Refocus on Recovery 2019


Refocus On Recovery 2019 will have four themes:

Theme 1: Mental health and human rights

Implementation and evaluation of QualityRights Toolkit initiatives. System transformation towards a focus on human rights. Strategic litigation and progressive jurisprudence. Advocacy and guardianship. The economic case for institutional transformation. Participatory politics. The impact of ethical frameworks on policy and practice. Rights of families, children and young people.


Theme 2: Supporting recovery through services

Theoretical foundations and first-in-field implementation of new approaches for individuals, family members, staff and systems. New frontiers, e.g. digital and machine learning approaches, innovations in acute mental health care. Process and outcome evaluations of effectiveness and economic evaluation of resource consequences for pro-recovery interventions, e.g. Recovery Colleges, Housing First, No Force First, personal ombudsperson, dialogical approaches, Soteria houses.


Theme 3: Supporting recovery through communities

What is ‘community’ in relation to recovery? Community asset mapping, community development and community connections. Services led by or with local communities. Changing roles and responsibilities between mental health / social care public sector and wider society. Co-production of services. Citizenship and inclusive societies. Insights from public mental health and ‘dementia-friendly communities’ initiatives about developing recovery-friendly communities.


Theme 4: Recovery and power

The limits and frontiers of the recovery ‘movement’. Mental health in times of austerity.
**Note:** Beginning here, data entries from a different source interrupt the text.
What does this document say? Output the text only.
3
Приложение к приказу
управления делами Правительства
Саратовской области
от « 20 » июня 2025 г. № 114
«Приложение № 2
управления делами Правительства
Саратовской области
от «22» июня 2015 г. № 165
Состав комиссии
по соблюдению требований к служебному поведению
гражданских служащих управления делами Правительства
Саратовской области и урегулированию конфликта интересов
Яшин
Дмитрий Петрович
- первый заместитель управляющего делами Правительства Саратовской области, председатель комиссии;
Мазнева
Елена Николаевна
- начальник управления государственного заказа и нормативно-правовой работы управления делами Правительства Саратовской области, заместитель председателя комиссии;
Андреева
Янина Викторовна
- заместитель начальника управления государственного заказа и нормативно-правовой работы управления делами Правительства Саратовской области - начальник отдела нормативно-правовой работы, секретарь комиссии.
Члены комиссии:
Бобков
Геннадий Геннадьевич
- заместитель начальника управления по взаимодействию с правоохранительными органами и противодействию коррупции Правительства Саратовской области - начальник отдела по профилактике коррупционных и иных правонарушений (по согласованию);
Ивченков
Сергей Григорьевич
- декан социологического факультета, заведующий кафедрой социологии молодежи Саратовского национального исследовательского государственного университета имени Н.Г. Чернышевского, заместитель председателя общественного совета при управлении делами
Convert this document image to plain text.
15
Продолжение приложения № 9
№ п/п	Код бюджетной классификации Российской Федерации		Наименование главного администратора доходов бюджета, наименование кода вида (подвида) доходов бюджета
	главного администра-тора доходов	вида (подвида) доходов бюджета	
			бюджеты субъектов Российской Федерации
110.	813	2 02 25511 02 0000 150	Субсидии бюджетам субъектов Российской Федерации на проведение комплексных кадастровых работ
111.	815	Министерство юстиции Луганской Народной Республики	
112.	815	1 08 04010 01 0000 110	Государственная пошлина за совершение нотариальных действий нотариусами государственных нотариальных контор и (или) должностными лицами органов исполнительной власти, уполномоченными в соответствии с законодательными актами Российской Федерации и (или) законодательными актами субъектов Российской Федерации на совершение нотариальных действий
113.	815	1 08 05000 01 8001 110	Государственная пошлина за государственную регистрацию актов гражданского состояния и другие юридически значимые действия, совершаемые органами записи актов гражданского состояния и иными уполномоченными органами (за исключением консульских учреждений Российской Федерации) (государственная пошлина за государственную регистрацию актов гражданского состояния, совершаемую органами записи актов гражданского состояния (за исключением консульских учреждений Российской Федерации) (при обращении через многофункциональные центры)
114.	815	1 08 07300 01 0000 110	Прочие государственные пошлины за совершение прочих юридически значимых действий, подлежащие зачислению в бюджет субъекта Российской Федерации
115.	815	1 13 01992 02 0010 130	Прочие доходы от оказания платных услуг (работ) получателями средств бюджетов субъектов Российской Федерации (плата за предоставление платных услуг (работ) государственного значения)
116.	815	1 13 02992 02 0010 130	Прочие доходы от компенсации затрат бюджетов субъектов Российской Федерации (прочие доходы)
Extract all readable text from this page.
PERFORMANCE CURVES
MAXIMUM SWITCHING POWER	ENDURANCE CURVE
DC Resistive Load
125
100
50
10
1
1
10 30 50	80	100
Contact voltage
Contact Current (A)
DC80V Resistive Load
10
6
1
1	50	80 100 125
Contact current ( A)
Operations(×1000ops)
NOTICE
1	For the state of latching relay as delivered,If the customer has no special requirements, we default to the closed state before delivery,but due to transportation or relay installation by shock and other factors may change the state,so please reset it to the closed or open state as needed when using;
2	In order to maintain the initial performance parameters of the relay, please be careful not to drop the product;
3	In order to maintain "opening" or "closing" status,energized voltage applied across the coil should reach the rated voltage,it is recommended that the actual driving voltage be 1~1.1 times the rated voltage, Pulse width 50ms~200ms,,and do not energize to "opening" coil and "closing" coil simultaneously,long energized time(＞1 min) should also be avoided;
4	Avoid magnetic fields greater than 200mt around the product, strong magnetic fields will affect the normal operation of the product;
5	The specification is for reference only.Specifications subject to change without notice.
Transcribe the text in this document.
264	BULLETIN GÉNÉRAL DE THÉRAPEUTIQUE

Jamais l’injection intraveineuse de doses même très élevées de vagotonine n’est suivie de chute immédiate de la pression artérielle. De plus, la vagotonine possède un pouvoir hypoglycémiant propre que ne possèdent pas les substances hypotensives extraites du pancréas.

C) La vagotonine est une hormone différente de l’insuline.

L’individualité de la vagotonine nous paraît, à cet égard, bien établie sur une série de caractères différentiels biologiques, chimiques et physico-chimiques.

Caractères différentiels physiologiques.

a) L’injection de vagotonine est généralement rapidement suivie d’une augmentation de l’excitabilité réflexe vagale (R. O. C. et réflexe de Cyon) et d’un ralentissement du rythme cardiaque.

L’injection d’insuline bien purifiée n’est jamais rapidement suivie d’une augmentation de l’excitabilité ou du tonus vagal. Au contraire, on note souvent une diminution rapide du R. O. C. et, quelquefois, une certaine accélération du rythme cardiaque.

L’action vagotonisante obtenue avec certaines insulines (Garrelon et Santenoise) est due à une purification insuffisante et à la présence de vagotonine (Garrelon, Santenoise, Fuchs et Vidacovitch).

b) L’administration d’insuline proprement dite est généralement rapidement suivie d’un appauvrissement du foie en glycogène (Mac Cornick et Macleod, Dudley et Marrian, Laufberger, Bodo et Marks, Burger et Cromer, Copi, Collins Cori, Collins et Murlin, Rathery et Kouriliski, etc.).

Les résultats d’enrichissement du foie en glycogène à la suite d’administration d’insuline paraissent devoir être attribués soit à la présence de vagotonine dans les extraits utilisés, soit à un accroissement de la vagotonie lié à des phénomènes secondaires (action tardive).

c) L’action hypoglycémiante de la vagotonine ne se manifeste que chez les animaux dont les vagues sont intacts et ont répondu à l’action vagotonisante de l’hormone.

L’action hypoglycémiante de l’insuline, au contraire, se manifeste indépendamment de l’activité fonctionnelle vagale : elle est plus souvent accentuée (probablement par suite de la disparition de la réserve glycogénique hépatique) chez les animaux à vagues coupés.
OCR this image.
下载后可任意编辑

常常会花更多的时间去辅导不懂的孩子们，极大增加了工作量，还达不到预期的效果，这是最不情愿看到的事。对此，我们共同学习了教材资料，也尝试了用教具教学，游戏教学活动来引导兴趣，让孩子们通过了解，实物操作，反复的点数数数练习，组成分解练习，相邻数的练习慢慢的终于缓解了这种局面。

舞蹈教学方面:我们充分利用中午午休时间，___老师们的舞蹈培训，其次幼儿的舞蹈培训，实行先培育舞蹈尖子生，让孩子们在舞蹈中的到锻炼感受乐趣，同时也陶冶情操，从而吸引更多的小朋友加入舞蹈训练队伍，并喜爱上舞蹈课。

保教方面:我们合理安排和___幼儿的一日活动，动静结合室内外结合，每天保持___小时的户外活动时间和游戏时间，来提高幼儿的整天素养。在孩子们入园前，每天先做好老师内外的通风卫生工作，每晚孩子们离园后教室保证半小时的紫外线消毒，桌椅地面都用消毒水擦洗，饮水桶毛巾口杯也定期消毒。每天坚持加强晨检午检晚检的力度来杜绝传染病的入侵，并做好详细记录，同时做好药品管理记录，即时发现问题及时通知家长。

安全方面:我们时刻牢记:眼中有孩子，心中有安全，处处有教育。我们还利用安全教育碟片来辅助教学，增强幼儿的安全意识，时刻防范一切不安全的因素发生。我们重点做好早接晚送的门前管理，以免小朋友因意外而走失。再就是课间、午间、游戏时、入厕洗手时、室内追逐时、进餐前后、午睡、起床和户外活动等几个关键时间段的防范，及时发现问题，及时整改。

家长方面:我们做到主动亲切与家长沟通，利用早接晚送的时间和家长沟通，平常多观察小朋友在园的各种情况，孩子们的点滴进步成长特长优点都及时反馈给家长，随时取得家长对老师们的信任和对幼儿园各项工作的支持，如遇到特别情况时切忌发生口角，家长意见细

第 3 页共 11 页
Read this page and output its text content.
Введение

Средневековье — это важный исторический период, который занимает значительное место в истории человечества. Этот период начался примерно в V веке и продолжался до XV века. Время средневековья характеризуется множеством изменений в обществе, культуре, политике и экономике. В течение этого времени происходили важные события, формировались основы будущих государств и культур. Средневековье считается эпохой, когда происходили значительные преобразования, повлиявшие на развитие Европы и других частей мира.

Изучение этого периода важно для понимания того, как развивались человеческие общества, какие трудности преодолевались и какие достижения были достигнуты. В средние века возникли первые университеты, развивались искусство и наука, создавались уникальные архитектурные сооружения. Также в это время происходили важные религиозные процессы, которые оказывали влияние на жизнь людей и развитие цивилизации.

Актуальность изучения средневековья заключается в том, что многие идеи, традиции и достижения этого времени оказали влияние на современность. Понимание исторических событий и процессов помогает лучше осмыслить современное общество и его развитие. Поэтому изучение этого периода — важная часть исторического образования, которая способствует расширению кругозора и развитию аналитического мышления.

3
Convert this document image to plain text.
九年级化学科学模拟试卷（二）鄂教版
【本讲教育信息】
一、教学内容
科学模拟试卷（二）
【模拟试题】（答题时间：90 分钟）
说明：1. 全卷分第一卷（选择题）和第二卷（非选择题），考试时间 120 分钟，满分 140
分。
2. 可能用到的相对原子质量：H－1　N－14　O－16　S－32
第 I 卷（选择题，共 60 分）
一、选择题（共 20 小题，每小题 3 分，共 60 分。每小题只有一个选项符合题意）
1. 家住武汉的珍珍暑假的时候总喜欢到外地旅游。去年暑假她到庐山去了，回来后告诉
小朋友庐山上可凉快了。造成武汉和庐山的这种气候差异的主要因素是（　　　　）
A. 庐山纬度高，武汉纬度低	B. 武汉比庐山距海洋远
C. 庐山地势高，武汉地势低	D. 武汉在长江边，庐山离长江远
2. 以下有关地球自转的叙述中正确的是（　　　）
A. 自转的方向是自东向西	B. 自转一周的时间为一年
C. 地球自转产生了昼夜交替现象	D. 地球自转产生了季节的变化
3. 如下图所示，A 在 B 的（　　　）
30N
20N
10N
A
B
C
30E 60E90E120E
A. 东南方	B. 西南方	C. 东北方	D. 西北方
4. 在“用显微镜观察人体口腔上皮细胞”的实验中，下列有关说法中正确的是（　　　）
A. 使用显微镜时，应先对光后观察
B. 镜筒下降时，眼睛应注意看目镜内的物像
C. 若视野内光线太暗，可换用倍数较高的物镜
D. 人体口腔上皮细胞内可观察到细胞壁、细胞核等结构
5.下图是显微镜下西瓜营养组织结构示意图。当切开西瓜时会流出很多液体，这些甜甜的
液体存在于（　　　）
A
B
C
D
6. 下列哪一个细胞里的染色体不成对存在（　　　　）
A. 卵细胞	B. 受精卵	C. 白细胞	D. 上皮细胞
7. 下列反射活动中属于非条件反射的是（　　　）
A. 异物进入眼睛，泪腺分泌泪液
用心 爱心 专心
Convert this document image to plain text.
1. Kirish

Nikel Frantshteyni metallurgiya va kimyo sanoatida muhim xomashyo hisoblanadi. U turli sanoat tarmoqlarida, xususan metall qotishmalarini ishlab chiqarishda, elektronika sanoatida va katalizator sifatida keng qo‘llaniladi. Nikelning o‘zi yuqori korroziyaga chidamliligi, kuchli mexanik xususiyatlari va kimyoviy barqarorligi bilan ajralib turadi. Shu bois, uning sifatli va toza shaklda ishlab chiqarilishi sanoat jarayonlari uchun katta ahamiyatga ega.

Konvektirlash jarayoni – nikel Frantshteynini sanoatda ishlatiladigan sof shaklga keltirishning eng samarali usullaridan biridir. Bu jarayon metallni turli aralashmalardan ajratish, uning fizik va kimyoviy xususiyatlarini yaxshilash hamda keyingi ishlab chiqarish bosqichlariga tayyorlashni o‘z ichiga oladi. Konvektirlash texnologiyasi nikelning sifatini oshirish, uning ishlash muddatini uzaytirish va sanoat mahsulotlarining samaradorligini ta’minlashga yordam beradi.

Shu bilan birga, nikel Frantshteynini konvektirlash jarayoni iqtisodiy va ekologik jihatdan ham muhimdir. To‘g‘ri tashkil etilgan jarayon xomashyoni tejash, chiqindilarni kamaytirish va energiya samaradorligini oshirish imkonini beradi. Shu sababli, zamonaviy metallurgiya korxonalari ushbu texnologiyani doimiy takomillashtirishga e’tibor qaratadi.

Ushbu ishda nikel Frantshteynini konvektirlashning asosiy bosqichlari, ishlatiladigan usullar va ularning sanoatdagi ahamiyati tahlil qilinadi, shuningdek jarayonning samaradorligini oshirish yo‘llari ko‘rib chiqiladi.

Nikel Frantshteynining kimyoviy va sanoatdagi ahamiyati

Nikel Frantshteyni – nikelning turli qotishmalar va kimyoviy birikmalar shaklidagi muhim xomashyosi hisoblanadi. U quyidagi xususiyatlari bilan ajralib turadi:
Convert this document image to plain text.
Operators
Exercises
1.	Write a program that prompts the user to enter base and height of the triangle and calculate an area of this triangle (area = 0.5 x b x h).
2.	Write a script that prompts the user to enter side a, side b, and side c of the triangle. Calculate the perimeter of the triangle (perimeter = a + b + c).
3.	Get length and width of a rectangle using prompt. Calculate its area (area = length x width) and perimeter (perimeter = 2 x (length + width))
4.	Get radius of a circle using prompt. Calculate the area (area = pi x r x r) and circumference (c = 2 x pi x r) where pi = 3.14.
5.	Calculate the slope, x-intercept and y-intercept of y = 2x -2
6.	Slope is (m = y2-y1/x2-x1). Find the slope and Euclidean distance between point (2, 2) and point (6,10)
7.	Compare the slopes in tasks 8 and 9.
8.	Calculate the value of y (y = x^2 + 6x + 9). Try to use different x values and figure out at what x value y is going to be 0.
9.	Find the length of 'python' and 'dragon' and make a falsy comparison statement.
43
Popular resistance movements. Social inequality as a driver of ‘mental ill-health’. Addressing stigma in society and services. Learning from Mad Studies and peer-led research. Theoretical foundations for, and evaluations of, peer-led and peer-run services. What recovery means for groups with low power, e.g children, people with intellectual disabilities. Supporting recovery in resource-poor countries and marginalised populations.